Major Lazer is a laser-armed Jamaican commando from the future who rides around on a rocket skateboard fighting the undead. Behind the scenes, though, it’s a musical project originally started by Diplo and Switch — two producers who you may recall having produced most of your last assignment, M.I.A.’s Kala. Major Lazer is their take on the music of Jamaica — mostly dancehall and reggae, with a bit of good old-fashioned pop and electronic bullshit thrown in for good measure. They work extensively with Jamaican artists and Guns Don’t Kill People was recorded at Tuff Gong, a legendary recording studio in Kingston that’s been used by Bob Marley, among many others. Major Lazer is sparse and futuristic and wonky and disorienting in all the best ways.
…or at least, that’s what Major Lazer used to be. A short time after the release of Guns Don’t Kill People, Switch left the band due to ‘creative differences’, and while he did work on a few songs on the band’s second album, Major Lazer is now essentially just a Diplo solo project. It’s been kind of heartbreaking to watch such a unique and interesting band go from the astonishing nugget of weirdness and awesomeness that is Guns Don’t Kill People to what it is now — especially since it’s made them a huge international success. Their third album came out a few weeks ago, and while it’s got some decent tunes, it mostly just makes me sad. It’s full of trap and bass drops and white people, and the production is very noisy and in-your-face, but not in a good way. It’s not an album, it’s just a bunch of tracks meant for DJs to play in clubs. Sigh.
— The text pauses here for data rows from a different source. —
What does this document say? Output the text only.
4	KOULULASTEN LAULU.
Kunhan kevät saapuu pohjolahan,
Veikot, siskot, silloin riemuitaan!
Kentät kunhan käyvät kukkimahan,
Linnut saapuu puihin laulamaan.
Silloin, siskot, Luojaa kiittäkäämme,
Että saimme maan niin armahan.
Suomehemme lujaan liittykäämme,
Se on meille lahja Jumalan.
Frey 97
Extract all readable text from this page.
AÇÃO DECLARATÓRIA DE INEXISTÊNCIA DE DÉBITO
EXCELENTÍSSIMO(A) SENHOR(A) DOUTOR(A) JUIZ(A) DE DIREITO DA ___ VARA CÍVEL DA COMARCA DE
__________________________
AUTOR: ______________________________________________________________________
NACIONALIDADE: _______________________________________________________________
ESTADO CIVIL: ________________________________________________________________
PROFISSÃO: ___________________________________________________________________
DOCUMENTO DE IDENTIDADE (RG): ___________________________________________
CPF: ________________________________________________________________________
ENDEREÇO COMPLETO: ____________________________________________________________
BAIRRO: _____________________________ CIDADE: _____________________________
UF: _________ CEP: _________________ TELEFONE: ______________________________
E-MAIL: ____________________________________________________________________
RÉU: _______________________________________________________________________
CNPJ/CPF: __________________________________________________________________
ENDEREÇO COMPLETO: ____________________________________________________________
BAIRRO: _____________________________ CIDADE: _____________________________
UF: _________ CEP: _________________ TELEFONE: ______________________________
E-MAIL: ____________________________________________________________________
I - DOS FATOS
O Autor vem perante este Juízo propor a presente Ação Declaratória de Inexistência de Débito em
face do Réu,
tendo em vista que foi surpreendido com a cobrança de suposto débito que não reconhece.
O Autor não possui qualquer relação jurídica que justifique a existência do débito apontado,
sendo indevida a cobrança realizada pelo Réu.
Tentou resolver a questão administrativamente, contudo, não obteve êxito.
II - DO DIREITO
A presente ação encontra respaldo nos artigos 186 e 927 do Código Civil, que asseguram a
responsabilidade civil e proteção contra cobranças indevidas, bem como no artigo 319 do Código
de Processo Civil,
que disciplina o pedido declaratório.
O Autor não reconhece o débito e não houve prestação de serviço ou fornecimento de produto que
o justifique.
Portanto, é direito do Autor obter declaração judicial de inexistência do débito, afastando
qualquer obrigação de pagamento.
They used to be so much better, man. You know, before they sold out. *takes drag on clove cigarette*
But I digress. Seeing what happens to a band when you take half of it away is interesting from an academic standpoint, if nothing else. Diplo (who produced your standout Kala track ‘Paper Planes’) is very much a DJ at heart. He’s a straightforward guy who makes straightforward music. His reputation as an oddball producer is really only because he’s ahead of the curve in knowing who to work with and what sounds are on the bleeding edge of what’s ‘in’. (There’s a discussion about white appropriation of black culture to be had somewhere in regard to this album, and Diplo is probably at the centre of it.)
Switch, on the other hand, is much more of a producer. (He produced — well, he produced most of the rest of Kala, actually. And a lot of Matangi, which is why I love it so much.) In comparing old Major Lazer to new Major Lazer, he is very obviously the source of the weirdness and sparseness of the first album. He brings a level of restraint to to the studio that Diplo just can’t muster. I think that’s why the first album works so well — Switch is able to rein in Diplo’s madness and bring a level of focus to the project that it now seems to utterly lack. Switch is the reason Guns is a cohesive album rather than just a bunch of songs like the newer albums. (This is probably also why he works so well with M.I.A.)
Anyway, this is turning into more of rant about why I don’t like a band’s new music than actually saying anything useful about the record at hand, so I should probably wrap it up and hand it over to you. I’m not sure how familiar you are with Jamaican music, but if not, it’s time for a crash course in patois. This album is all over the place, but if you liked Kala, there’s definitely something here for you somewhere. It’s controlled chaos. It’s lightning in a jar. It’s Major Lazer. Booyaka.
PS: There’s also a Major Lazer cartoon. It’s essentially a sendup of bad 80s action cartoons like G.I. Joe, and it’s about as insane as you’d expect. Also, J.K. Simmons plays the president of future Jamaica. Yeah.